A Universal Biomimetic Approach for Making Artificial Antigen-Presenting Cells for T Cell Activation

T cells based-adoptive therapy has emerged as an effective therapy for treating various diseases. It involves the activation of T cells in vitro via artificial antigen presenting cells (aAPCs). However, conventional aAPC systems face limitations such as poor biodegradability, limited cargo capacity, and complex fabrication procedures. In this context, microcapsule systems offer a promising alternative for creating artificial cells, thanks to their distinctive core-shell architecture and straightforward functionalization. Despite their potential, existing microcapsule systems often rely on toxic chemicals or harsh conditions for fabrication.

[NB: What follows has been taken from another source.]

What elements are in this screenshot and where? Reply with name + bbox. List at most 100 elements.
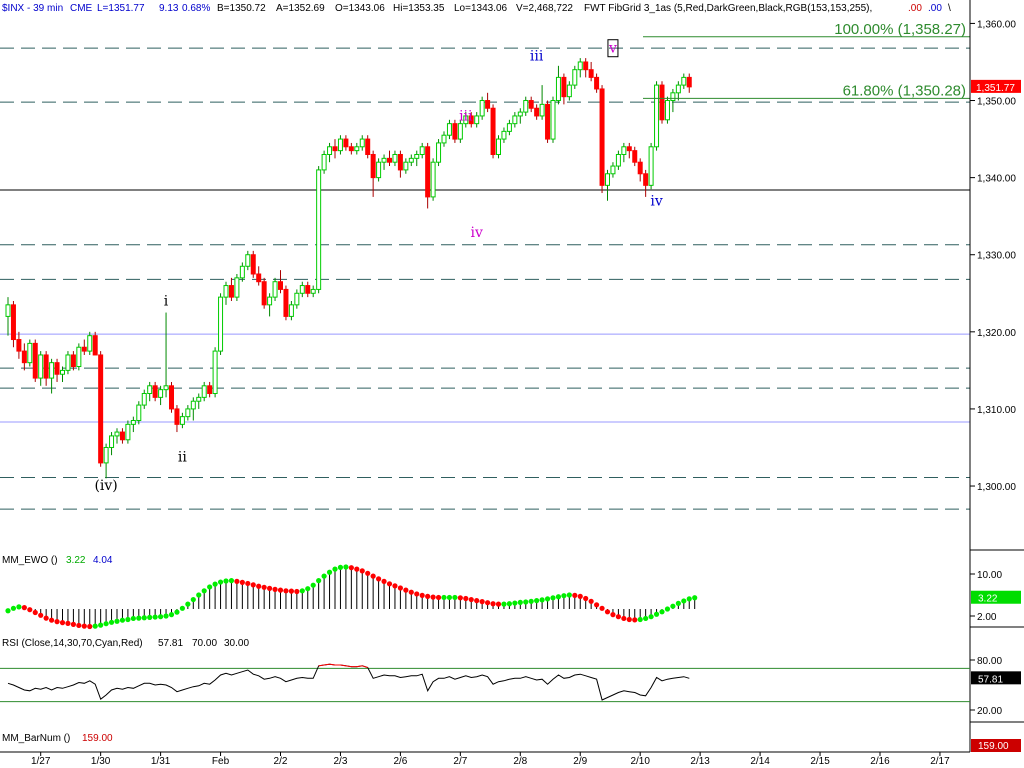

Inspired by how marine organisms use biomolecules to create silica structure, the study develops a universal biomimetic strategy to fabricate silica microcapsules (SMCs) using emulsion templates under benign conditions. These SMCs are loaded with hydrophobic fluorescent dyes for tracking and magnetic nanoparticles for easy separation and manipulation, and they can be surface-modified with antibodies to function as aAPCs. The novel SMC-based aAPC (SMC-aAPC) demonstrates superior T cell activation compared to commercially available Dynabeads. This innovation opens up exciting new possibilities for advanced immunotherapy and cell-based treatments.